In mass%, C: 0.05 to 0.20%, Si: 0.10 to 0.50%, Mn: 1.0 to 2.0%, P: 0.05% or less, S: 0.02 %, Nb: 0.005% or less , Al: 0.003 to 0.050% and Sn: 0.03 to 0.50%, with the balance being a chemical composition comprising Fe and impurities, The structure is composed of a ferrite phase having an average crystal grain size of more than 3 μm and not more than 20 μm, a hard phase having an average aspect ratio of less than 10, and an unavoidably formed phase (excluding a ferrite phase and a hard phase). becomes, and, the ratio of the ferrite phase is at 40% or more or less proportion of 5% of the unavoidable formation phase, the yield ratio YR is 80% or less, a tensile strength TS of more than 490 MPa, toughness vTrs is -20 ° C. or less excellent building in corrosion resistance characterized by der Rukoto Low yield ratio steel.

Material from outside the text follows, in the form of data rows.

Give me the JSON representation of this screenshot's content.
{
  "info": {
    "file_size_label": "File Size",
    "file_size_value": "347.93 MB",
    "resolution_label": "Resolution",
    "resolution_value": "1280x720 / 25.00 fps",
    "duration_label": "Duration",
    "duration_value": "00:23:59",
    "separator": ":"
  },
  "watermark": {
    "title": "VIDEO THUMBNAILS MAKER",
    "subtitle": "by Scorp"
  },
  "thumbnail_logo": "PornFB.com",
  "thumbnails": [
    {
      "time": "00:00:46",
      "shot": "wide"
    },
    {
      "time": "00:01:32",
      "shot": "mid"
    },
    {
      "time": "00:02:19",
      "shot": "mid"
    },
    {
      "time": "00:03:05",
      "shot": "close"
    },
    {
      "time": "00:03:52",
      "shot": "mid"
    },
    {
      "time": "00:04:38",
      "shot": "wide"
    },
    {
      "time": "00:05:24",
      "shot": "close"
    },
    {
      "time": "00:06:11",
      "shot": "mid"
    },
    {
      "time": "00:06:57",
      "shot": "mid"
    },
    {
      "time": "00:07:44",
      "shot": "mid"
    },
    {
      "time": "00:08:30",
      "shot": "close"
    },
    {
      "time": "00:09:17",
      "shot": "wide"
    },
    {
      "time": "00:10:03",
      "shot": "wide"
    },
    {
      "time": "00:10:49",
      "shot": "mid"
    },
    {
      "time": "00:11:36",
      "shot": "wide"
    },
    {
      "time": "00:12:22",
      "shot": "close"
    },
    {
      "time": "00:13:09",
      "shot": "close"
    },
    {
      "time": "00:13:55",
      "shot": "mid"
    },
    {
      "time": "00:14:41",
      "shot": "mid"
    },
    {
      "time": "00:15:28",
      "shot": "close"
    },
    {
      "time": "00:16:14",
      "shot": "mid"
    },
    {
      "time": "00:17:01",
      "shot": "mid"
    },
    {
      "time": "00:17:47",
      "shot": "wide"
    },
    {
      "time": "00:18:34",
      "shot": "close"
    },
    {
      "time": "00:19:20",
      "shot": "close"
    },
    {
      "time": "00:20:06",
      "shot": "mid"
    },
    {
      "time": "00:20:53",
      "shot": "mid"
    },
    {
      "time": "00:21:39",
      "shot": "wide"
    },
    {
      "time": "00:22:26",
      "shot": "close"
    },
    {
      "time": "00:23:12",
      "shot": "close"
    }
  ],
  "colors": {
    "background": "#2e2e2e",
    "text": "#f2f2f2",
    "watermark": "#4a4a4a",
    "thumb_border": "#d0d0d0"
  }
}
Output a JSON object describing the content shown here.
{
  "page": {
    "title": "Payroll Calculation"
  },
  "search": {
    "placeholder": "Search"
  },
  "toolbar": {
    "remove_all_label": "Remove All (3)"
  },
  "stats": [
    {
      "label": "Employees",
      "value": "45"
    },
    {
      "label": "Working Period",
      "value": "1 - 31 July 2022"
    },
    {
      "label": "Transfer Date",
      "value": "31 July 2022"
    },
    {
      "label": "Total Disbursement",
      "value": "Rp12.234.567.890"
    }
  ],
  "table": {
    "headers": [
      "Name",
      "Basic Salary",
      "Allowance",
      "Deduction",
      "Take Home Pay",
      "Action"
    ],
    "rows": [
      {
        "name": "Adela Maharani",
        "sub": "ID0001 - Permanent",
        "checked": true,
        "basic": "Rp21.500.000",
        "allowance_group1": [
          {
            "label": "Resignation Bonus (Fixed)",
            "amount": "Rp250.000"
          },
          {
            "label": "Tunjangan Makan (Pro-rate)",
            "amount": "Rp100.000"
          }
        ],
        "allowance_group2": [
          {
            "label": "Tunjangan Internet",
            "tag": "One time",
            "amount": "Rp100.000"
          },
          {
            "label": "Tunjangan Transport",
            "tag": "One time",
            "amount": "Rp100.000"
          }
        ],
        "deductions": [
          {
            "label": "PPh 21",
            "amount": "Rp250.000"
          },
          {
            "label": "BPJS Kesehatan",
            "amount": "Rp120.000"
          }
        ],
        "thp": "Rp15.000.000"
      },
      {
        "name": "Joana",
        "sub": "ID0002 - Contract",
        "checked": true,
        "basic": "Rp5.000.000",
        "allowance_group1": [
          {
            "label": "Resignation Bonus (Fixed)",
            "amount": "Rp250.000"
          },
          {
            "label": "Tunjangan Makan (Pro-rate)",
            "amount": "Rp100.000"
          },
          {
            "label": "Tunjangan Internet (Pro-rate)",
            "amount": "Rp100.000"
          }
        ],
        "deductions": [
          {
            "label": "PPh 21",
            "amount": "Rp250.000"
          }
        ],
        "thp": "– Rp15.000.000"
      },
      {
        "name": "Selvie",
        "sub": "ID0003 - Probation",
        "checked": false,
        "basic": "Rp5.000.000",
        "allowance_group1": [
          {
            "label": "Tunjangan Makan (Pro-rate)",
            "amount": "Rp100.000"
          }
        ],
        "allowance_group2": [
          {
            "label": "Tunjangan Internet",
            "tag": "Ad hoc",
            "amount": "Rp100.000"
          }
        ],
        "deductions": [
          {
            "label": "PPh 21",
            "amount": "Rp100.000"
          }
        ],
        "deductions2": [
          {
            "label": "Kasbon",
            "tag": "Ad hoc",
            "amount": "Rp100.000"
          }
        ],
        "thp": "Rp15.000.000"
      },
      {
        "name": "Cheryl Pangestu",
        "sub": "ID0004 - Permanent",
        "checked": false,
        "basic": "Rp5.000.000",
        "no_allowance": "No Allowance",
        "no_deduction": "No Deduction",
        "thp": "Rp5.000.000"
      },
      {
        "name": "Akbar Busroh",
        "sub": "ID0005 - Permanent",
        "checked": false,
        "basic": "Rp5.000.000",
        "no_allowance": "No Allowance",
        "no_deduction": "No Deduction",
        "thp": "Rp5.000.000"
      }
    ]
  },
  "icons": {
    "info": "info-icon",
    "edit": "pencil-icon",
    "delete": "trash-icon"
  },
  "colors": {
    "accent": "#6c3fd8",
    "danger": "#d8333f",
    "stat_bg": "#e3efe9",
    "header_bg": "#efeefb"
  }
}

Chemical composition, in mass%, further, Cu: containing less than 0.05% to 0.2%, and wherein the Cu / Sn ratio is 10 or less, the corrosion resistance of claim 1 Excellent low yield ratio steel for construction . The chemical composition is one or more selected by mass%, and further selected from Ni: 0.5% or less, Cr: 0.5% or less, Mo: 0.2% or less, and V: 0.05% or less. The low yield ratio steel material for building excellent in corrosion resistance according to claim 1 or 2 , characterized by containing the above elements. The slab having the chemical composition according to any one of claims 1 to 3 is sequentially processed in the following steps (a) to (d) , according to any one of claims 1 to 3. A method of manufacturing low yield ratio steel for construction with excellent corrosion resistance .
Step (a): The slab is heated to a temperature of Ac ₃ point or higher and lower than 1000 ° C.
Step (b): Rolling is performed so that the cumulative reduction rate is 30% or more in the austenite non-recrystallization temperature range.
Step (c): The rolling is completed at a temperature of Ar ₃ or higher.
Step (d): Cool to a temperature of 500 ° C. or lower at a cooling rate of 5 to 40 ° C./s.